I was scheduled to fly back from Orange County, California to New York City on August 12, 2016.  But a few days prior to flying east, I decided that getting a new car, equipped with some of the most advanced automated driving features, and driving it back east would accelerate my understanding of the current level of driving automation and how well it functioned.  This would allow me to be one of the few attorneys to have a real grasp of the abilities and limitations of autonomous driving.

In order to make the most of what had long been on my bucket list – a cross country drive – I convinced my oldest son Drew, also a lawyer, to fly west to meet me and head out on the highway.  No prodding was necessary.  And so on August 12th, at around 5:00 PM, after picking up Charley at the Tesla showroom in Costa Mesa and without out any real planning at all, we pulled onto “The 15” and began a 2,801 mile journey back to the Big Apple.  Friday afternoon traffic be damned. We did not even make it out of California that night.

What I thought would be a three day journey, came in closer to five days.  Charley and I passed through the Lincoln Tunnel at 2:00PM on Tuesday, August 16th.  But Drew and I did get to spend the weekend together and see some of this country’s most beautiful places.  And a little political commentary here – this country is in a lot better shape than some politicians would lead us to believe.  Driving across its breadth and seeing what this country has become and will evolve into as technology advances, lends to a positive view.  But let me get back on course.

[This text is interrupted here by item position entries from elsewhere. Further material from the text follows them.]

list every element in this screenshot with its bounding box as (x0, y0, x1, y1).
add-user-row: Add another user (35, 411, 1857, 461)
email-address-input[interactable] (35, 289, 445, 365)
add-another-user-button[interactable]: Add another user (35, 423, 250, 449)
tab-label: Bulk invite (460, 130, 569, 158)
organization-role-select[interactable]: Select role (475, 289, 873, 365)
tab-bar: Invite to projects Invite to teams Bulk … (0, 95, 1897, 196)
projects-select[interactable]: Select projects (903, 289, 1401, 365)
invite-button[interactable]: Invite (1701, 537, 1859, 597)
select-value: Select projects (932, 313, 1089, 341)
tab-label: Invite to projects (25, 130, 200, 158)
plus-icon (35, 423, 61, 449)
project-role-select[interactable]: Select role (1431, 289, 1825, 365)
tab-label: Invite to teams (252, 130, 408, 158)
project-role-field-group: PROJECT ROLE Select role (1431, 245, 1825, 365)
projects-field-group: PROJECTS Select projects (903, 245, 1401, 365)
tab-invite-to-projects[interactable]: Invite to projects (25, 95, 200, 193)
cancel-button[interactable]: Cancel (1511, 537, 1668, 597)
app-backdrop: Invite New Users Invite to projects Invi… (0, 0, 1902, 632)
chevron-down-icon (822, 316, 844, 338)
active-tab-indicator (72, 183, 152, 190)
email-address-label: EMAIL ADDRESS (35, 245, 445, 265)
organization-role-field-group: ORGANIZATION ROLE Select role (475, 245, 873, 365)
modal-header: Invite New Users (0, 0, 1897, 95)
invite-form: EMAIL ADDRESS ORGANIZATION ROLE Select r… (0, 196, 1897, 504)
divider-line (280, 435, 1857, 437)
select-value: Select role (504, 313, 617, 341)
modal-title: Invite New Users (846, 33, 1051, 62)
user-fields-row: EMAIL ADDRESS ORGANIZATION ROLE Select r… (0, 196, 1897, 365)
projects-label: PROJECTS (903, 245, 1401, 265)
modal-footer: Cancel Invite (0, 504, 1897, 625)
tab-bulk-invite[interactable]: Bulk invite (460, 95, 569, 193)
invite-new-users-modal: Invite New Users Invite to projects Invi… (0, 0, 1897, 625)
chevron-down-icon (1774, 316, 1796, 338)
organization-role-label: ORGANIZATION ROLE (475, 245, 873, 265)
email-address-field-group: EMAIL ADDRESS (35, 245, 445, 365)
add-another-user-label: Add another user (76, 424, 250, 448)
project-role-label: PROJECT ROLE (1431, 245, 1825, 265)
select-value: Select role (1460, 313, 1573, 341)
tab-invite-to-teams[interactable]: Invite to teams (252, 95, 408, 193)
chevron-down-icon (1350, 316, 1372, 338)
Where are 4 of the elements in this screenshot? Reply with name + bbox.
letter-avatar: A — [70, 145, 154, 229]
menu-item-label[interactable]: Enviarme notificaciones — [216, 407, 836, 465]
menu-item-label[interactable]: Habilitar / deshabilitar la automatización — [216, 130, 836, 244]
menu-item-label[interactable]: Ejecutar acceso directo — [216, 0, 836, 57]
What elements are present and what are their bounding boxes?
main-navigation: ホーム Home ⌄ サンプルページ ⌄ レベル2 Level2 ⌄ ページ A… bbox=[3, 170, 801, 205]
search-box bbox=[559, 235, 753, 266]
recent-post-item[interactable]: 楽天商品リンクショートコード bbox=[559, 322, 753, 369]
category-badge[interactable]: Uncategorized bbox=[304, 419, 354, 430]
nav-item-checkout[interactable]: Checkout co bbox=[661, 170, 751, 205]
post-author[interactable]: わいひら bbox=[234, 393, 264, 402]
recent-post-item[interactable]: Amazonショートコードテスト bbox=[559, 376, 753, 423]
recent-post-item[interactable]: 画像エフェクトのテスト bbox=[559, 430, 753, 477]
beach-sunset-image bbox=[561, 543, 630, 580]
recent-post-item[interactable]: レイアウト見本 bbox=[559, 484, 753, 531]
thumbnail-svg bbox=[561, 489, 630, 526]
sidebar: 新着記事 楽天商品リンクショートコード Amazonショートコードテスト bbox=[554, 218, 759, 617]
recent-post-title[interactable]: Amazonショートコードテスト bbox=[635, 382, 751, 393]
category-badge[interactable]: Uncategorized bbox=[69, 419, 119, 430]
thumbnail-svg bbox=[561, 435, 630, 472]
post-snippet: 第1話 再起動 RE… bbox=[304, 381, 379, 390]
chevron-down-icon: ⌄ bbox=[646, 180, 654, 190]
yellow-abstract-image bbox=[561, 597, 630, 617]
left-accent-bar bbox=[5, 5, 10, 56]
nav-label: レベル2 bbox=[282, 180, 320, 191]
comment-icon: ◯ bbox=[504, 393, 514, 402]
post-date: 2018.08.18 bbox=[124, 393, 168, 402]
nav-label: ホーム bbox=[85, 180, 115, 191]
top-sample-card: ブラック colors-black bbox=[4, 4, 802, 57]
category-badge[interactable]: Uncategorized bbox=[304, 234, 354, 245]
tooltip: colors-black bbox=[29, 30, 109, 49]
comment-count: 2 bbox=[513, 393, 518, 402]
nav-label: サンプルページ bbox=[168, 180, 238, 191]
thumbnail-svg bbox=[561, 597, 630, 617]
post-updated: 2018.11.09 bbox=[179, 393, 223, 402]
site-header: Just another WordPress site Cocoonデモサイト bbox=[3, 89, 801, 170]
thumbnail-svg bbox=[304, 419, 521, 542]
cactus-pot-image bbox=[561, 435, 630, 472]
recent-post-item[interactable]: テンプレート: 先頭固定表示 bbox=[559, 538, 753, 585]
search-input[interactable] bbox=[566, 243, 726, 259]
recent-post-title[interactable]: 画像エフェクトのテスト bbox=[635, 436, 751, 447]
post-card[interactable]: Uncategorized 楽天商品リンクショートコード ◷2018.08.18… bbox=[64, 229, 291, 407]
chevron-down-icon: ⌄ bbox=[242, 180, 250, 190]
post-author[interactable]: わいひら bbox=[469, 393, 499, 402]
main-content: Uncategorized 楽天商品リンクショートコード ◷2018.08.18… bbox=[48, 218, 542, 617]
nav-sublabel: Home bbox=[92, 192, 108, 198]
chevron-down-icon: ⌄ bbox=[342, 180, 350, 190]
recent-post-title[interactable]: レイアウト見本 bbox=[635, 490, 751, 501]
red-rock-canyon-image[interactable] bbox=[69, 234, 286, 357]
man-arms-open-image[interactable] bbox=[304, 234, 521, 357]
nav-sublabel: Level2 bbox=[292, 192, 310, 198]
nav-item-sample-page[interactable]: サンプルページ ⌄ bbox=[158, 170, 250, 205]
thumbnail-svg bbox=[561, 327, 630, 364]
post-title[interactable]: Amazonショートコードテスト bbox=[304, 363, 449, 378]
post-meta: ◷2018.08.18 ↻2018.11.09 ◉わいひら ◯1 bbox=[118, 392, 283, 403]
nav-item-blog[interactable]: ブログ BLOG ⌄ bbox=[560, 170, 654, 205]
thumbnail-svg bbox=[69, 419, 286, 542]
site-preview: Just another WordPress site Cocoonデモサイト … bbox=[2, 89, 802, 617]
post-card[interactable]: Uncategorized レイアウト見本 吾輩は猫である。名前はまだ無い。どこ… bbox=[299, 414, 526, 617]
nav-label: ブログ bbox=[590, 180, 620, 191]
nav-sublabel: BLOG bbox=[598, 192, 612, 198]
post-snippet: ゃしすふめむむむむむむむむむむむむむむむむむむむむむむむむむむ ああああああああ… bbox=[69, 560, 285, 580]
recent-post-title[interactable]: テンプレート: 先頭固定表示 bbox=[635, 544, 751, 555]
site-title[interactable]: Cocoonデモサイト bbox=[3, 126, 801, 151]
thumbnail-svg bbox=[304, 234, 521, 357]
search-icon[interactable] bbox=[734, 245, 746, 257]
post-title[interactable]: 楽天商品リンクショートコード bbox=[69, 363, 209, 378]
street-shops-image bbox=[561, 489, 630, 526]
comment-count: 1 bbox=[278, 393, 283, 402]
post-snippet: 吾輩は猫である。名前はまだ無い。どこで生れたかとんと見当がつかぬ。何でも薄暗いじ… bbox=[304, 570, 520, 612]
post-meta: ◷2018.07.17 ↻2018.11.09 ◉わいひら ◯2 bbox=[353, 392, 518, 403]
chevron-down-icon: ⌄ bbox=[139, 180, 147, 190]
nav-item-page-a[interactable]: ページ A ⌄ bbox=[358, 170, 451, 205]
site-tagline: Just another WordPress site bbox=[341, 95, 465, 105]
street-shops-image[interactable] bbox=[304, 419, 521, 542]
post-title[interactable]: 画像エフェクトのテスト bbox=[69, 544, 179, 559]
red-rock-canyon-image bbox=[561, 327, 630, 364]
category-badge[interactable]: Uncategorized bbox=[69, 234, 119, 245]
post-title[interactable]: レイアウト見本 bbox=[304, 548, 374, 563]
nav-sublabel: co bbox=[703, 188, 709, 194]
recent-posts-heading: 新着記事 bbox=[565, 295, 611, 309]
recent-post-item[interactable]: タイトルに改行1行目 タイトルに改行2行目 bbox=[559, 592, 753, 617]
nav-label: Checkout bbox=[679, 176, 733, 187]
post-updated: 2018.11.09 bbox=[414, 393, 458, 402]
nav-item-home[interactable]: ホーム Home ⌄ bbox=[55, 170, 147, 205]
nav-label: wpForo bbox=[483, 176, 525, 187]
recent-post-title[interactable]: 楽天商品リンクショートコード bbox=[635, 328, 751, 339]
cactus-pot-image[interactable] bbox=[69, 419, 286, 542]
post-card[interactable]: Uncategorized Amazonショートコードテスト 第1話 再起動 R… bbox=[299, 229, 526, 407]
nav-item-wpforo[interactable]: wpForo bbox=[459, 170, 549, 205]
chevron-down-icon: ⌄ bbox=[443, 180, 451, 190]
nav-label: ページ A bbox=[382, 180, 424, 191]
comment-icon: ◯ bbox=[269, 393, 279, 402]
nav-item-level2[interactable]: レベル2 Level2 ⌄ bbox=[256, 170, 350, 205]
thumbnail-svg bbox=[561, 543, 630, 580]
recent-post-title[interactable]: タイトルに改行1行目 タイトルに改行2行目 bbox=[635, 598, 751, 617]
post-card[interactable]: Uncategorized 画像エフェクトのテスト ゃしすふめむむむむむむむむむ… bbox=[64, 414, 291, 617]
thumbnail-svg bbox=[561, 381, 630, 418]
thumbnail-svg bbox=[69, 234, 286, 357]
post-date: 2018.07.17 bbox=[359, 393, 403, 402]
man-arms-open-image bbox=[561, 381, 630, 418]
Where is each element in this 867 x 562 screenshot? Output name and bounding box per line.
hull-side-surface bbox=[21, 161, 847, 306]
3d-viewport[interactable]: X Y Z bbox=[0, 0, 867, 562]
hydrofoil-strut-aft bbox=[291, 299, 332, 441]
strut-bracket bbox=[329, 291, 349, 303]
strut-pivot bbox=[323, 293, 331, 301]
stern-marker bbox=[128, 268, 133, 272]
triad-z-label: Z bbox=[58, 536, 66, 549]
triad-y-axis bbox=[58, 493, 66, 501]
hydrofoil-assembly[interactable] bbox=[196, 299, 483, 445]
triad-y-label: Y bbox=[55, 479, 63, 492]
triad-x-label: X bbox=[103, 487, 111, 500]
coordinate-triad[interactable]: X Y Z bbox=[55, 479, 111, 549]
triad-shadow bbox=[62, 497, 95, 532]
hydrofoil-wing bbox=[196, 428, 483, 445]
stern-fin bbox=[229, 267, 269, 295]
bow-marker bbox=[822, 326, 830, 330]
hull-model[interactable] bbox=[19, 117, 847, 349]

I can summarize the 12 state journey in an automated car with a few bullet points:

  • The Tesla, or for that matter, any other car in the marketplace, does not take you where you want to go.  In essence, an automated car does not follow a GPS driving plan.  But it will stay in its lane no matter how much that lane twists and turns and it will stop and go in a relatively safe manner.
  • While Charley can sense other vehicles in its traffic flow, Tesla’s Autopilot does require the driver to be completely engaged.  However, assuming you can relax enough to let this technology work, you can be a little more at ease while you drive.
  • When in Autopilot mode, the Model S will slow down from 80MPH to 15MPH when a reckless truck driver makes a sudden lane change in front of you on a steep uphill grade on a major highway as we found out in Utah!
  • Driving an automated car requires some of your old driving skills but handles some of the driving.  But automation requires a new kind of engagement and, at times, a new set of driving skills.  The lane changing dynamic is a perfect example of this.  If you put on your turning signal indicating a desire to change lanes, the car will check the desired lane and then launch.  You have to override the system to stop it.  In essence, once you click the turn signal up or down, get ready for the car to move right or left.  Oddly, it does not turn your turn signal off after execution.  This takes some getting used to.
  • Autopilot can, and will, unexpectedly cede control with what can be a very abrupt warning.
  • As everyone has heard, the United States is a big country, and in places like Kansas, the roadways are straight, boring and never ending.  Charley allowed us to take in more of the scenery and because it was in control, allowed both of us to relax a bit more while providing relief in the boring stretches.
  • The most useful aspect of the Tesla was in bumper to bumper traffic where it proceeds at a safe distance in relation to the car in front of you.  Rear end accidents will definitely be in decline.


The Tesla is not an autonomous car or what has popularly been referred to as “self driving.”   The Tesla Model S is a car with automated features and “automated” should not to be confused with “autonomous.”  No vehicle in the marketplace is truly autonomous – yet.  But for those who care about the evolution of the driving experience (auto repairers, lawmakers, insurers and lawyers), you should be aware that this technology is much more prevalent on our roadways than many realize.  You don’t have to get a new car and drive it cross country for the experience.  Visit a show room, go to a car show and get a chance to learn what’s going on.


In August 2016, Mike Nelson embarked on a cross-country road trip from Orange County, California to New York City in a Tesla 90D Model S.  The Model S is equipped with autopilot and electric all-wheel drive.  Mike shared his experiences on the road with autonomous technology with Up to Speed readers in a series of posts.